Воцарилось молчание.
— Это все? — спросил Дьюкейн.
— Это все. Остальное вы знаете. Мак-Грат все испортил, продав свою фантастическую историю газетам, чем провоцировал вас начать расследование. А иначе, все бы тихо сошло на нет. Кстати, вы читали эту историю?
— Нет. Но я получил полный отчет от человека, который читал ее. Ничего нового там нет. О вас там не упоминается.
— Этого я тоже боялся. Вы не возражаете, если я отодвину портьеры? Здесь ужасно душно. — Биран подошел к окну и, отодвинув тяжелую портьеру, открыл форточку настежь. Стал слышен шум уличного движения с Эрлз-Корт-роуд.
Через мгновение Дьюкейн сказал:
— Зачем вы спрятали исповедь Рэдичи?
— Зачем? Это звучит безумно, но я боялся, что подумают — это я убил его!
— Успокойтесь, успокойтесь, — Дьюкейн вздрогнул. — И у вас есть Джуди.
Биран несколько раз глубоко вдохнул воздух, а потом снова задернул портьеру. Все еще продолжая глубоко дышать, он вернулся к Дьюкейну и встал напротив него, глядя ему в лицо:
— Джуди мне безразлична, я взял ее как любую другую.
Дьюкейн молча смотрел на длинное, слегка искаженное лицо Бирана. Оно было неподвижным, усталым, спокойным, в нем горел слабый огонек надменности, которую он сам сознавал в себе. Дьюкейн подумал, да, ты — холоден как рыба, ты настоящий мерзавец.
— Что вы собираетесь делать со мной? — спросил Биран.
Дьюкейн занервничал, налил себе еще виски, а потом медленно сказал:
— Вы поставили меня в трудную ситуацию. — Он не хотел, чтобы Биран начал притворяться снова. К тому же он был действительно поражен и потрясен историей, которую он только что услышал, и ситуацией, в которой они оба оказались.
— Продолжайте.
— Когда вы пришли сегодня, — спросил Дьюкейн, — вы намеревались рассказать мне все это?

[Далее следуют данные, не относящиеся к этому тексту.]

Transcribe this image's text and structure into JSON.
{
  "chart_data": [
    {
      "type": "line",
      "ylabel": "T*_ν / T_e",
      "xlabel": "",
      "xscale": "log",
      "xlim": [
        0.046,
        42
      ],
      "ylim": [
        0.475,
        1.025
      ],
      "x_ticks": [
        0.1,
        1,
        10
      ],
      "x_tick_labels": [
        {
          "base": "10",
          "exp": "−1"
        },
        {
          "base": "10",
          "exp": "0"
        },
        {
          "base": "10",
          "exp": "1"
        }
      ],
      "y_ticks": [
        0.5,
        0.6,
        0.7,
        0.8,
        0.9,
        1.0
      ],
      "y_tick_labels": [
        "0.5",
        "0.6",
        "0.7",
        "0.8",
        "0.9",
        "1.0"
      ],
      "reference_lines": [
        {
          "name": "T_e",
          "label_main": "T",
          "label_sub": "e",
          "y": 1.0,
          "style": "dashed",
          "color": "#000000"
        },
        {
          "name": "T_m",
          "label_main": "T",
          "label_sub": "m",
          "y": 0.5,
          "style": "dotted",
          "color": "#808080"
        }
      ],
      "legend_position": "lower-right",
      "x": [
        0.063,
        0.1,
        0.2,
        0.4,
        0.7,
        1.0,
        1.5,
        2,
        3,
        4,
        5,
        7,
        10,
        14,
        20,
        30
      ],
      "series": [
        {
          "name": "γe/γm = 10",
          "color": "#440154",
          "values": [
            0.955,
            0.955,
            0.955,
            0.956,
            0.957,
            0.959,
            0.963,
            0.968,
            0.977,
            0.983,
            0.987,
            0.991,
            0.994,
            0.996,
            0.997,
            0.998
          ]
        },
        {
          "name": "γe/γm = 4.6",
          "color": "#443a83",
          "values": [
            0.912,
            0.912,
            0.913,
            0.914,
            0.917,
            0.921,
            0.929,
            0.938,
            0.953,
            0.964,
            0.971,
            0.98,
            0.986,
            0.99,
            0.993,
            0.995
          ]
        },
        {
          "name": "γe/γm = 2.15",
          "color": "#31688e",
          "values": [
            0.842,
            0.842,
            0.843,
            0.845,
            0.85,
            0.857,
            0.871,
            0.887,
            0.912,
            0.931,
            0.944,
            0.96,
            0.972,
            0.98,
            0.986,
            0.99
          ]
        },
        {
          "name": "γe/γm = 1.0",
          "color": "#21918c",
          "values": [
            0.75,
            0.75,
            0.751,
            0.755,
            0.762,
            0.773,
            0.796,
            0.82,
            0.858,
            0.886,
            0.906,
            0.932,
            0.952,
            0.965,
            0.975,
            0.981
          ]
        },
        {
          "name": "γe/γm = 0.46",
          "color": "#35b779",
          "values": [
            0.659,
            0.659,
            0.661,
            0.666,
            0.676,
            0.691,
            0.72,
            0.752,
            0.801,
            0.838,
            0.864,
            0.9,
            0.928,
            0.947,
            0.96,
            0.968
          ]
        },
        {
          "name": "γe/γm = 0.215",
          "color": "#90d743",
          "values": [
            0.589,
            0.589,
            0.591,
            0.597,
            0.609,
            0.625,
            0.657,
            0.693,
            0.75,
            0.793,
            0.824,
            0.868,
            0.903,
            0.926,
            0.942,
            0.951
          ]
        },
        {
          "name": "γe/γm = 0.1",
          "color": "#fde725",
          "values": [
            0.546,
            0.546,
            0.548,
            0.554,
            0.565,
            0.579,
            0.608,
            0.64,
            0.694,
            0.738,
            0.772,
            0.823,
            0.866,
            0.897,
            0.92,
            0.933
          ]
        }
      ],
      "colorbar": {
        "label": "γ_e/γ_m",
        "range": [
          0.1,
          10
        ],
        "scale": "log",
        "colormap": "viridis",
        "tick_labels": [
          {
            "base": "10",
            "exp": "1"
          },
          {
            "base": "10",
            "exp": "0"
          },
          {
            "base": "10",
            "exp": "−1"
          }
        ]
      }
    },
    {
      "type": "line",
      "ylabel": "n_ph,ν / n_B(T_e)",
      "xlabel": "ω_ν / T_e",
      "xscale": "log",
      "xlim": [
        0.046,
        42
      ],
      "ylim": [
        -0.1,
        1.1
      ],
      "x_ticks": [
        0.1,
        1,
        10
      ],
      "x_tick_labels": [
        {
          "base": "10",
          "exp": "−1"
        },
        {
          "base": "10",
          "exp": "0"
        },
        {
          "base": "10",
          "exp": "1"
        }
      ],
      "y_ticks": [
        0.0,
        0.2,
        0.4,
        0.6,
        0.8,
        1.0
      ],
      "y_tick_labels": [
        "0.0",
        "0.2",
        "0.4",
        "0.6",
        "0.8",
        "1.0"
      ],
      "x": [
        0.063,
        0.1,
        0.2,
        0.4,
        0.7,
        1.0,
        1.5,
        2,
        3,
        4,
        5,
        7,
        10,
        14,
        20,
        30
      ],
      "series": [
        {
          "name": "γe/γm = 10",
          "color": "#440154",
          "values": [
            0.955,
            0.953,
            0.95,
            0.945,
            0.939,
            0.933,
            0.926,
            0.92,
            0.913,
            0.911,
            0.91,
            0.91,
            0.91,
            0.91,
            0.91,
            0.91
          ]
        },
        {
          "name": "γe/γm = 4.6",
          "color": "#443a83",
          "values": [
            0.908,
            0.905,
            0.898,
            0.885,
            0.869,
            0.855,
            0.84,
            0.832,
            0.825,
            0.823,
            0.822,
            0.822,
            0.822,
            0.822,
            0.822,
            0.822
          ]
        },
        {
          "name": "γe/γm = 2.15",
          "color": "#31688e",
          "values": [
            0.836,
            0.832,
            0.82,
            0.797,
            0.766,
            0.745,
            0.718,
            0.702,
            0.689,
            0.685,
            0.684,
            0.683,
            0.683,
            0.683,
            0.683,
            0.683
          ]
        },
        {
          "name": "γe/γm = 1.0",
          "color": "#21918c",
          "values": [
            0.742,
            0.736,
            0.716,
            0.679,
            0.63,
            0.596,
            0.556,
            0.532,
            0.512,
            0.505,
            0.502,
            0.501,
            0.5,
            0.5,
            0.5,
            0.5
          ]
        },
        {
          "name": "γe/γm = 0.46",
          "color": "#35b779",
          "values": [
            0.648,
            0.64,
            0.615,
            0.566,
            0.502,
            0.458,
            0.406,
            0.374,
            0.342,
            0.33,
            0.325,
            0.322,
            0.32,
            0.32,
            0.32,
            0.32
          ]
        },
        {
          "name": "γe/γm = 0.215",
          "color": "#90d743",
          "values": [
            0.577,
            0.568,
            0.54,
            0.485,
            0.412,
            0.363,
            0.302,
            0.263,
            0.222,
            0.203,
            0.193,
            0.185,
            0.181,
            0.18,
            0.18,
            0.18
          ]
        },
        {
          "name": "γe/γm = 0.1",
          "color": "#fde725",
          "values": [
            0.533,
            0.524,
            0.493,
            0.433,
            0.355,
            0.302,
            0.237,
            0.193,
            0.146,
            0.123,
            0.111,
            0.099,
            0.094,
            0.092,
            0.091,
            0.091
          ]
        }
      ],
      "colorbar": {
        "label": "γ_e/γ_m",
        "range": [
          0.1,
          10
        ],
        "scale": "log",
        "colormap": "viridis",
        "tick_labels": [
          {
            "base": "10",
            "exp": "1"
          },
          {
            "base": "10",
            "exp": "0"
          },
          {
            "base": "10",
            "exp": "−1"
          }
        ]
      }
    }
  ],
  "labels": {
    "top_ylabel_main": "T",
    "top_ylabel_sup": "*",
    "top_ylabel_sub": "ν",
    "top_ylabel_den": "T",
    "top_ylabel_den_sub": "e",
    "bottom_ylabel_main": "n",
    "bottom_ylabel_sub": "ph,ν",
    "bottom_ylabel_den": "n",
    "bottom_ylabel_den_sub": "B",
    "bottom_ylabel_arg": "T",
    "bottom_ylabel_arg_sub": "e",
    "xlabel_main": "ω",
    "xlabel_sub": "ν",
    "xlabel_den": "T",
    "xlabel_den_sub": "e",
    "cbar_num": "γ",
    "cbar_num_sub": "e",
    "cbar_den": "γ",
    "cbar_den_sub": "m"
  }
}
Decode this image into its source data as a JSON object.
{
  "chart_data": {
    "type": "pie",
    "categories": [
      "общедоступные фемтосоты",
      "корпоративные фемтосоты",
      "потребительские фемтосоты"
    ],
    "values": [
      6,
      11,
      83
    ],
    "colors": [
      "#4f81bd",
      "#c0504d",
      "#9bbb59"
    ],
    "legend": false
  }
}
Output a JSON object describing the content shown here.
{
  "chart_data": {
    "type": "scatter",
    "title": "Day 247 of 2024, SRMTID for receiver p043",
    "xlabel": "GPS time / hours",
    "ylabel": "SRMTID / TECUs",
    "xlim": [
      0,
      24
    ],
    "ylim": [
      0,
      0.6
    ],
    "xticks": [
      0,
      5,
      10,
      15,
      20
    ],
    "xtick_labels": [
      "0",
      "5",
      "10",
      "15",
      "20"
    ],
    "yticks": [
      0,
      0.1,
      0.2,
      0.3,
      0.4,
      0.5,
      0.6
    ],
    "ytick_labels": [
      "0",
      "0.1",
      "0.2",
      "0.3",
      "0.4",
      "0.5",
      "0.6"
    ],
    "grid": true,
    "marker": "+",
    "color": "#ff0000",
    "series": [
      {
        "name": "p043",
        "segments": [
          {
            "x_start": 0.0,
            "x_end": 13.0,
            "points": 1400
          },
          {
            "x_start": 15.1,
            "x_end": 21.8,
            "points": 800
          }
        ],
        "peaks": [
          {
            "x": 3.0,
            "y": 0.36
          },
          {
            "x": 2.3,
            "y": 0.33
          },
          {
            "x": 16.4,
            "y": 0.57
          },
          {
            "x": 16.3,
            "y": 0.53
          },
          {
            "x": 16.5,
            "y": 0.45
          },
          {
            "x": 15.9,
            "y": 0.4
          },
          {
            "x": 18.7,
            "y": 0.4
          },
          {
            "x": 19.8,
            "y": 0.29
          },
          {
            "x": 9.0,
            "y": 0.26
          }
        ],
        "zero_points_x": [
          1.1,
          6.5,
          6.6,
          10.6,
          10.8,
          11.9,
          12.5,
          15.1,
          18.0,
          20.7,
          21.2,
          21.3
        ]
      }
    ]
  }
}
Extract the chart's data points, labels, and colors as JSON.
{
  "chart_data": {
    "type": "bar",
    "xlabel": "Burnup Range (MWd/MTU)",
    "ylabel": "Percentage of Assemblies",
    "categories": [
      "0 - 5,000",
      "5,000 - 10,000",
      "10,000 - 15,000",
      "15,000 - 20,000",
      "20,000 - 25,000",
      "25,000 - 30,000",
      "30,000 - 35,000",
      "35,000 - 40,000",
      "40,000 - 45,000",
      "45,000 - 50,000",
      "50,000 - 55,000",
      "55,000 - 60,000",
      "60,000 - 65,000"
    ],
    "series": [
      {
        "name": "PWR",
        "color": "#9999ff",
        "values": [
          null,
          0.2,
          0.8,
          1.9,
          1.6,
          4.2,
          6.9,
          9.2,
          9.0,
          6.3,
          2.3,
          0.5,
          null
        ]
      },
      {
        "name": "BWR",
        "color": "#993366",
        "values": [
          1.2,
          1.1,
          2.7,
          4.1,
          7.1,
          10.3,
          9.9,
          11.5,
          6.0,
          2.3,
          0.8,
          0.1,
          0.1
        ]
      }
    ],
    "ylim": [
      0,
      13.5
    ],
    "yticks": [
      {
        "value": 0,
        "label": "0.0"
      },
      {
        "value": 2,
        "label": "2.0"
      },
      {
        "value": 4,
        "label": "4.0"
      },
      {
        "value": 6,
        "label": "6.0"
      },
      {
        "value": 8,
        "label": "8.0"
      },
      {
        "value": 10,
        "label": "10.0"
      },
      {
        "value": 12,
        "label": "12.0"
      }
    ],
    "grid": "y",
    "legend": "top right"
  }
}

— Да. Нет. Я не уверен. Сказать по правде, я думал, что вы знаете гораздо больше, чем на самом деле вы знали. Я думал, вы знаете все. Я полагал, что вы обо всем узнали от Мак-Грата. То есть я думал, что он мог рассказать вам о своих подозрениях или выдать их за истину. И, конечно, я не был уверен, что Рэдичи не оставил где-нибудь копию своей записки. Я вбил себе в голову, что вы все знаете и просто играете со мной по каким-то своим соображениям. Я начал так думать особенно после вашего визита ко мне, когда вы застали у меня Джуди. Все это начало ужасно действовать мне на нервы. Я начал видеть вас во сне. Я знаю, это звучит смехотворно. Я поймал себя на том, что хочу все рассказать вам. Во всяком случае, я хотел рассказать кому-то. Рэдичи тоже снился мне. Я знаю, вы думаете, я вел себя плохо, но я жил как в аду. Как вы думаете, удастся вам спустить это дело на тормозах хотя бы в том что касается меня?
— Я не уверен, что смогу, — сказал Дьюкейн. — Вы были свидетелем убийства.
Биран взял стул, стоявший у стены, и сел.
— Завтра я буду считать себя идиотом, — сказал он. — Вы оказались не таким уж умником. А я-то думал! Я пришел сюда в полной уверенности, что вам многое известно, и поэтому решил исповедаться перед вами. Я даже не дал себе времени придумать новый план. Я должен был бы уйти через полчаса после начала нашей беседы. Но я был как будто зачарован. Если бы я вам не рассказал, вы бы, скорей всего, никогда не узнали бы. Неужели ваши смутные подозрения и неубедительные выводы — это все, что вы хотели сообщить полиции? Они бы ничего не могли сделать с ними. Я бы просто отболтался. А вы действительно думали прижать Мак-Грата, рискуя, что письма ваших девушек появятся в газетах?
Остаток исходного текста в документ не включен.